Folks typed his screeds on letterhead that featured his Barry Goldwater-esque campaign image from 25 years before and the heading “From the desk of the ‘Ole Red Neck’…The Florida ‘Cracker’ who seeks to represent Hetro-sexual Florida in the United States Senate while our draft-dodging, pot-smoking, pro-homosexual Commander-in-Chief, ‘Billy-Boy’ Clinton, will represent ‘Homosexual Florida’ and all AIDS infected sodomites, while Evangelist Folks and the USA will oppose Clinton and his homosexual cohorts.” [multiple Sics].
He spent the next few years homeless, frequently carrying his hate-scrawled placards, wearing fatigues and his camouflage eight-point cover, in front of Downtown businesses. The old barbershop stood empty.
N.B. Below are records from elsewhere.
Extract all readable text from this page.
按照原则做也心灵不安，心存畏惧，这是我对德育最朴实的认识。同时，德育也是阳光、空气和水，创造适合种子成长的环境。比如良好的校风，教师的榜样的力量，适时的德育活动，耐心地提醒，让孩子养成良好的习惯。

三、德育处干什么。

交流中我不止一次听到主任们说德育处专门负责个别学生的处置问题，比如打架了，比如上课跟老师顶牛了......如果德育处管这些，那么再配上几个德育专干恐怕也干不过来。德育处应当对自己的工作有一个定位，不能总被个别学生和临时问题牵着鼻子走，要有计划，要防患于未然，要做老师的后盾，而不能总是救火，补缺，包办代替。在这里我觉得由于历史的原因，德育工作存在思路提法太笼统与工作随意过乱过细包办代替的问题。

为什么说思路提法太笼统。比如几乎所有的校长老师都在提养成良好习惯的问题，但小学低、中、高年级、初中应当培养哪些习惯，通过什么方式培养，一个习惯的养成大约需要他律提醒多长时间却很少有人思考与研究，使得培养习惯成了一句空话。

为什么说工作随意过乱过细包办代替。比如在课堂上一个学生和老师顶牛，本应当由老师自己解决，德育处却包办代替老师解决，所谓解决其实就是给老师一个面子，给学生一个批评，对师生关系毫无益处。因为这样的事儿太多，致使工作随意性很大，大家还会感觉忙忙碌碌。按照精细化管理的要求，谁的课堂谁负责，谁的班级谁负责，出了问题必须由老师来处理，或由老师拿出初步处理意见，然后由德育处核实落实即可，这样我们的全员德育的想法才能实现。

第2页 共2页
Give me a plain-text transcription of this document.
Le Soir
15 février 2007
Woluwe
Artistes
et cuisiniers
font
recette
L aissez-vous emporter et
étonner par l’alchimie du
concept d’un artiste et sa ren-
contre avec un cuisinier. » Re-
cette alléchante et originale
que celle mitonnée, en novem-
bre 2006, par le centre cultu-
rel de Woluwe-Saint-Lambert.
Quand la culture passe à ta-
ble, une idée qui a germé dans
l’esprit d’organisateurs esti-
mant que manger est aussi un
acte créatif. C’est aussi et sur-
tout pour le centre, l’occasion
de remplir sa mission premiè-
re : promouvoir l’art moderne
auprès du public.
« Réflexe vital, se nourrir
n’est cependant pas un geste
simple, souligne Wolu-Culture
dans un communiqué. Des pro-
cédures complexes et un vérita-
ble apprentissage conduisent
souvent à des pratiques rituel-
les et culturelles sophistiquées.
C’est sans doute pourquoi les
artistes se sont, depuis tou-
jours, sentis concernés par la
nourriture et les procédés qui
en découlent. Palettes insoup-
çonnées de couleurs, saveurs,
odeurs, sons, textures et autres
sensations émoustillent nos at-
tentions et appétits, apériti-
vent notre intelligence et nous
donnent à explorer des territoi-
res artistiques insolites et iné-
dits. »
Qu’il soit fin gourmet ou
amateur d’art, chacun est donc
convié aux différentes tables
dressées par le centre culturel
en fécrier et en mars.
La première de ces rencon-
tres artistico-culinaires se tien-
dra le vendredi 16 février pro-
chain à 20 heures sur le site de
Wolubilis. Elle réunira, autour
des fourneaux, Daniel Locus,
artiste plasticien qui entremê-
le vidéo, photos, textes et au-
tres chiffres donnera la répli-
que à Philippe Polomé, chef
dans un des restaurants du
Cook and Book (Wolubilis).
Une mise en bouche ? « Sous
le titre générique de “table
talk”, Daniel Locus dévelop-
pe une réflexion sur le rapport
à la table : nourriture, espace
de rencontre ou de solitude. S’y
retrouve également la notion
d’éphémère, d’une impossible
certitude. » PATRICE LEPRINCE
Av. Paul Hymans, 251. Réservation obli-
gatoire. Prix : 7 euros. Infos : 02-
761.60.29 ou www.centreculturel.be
Within still ticked a clock.
A bar called The London Bridge moved into the corner location of the old cigar store building. Old newspapers, wilted brittle, blew against the door at the center of the corner. After Folks died in 2011, 91 years old, his erstwhile church and barbershop of bile became home to 5 And Dime Theater Company, a bloodstain submerged in old cobwebs, witching-hour rats, and a restaurant called Chomp Chomp.
In the spring of 1977, Warren Folks was arrested for carrying a shotgun up to the 14th floor of City Hall and entering Mayor Hans Tanzler’s offices. It was his Constitutional right, he said, to take his shotgun anywhere he wanted. While a worker named H.G. Joyner bolted together a steel frame for reinforced security doors, Folks came back, unarmed this time, to show his amusement. Pulitzer Prize-winning photographer Rocco Morabito took a picture of Folks’s perverse victory lap.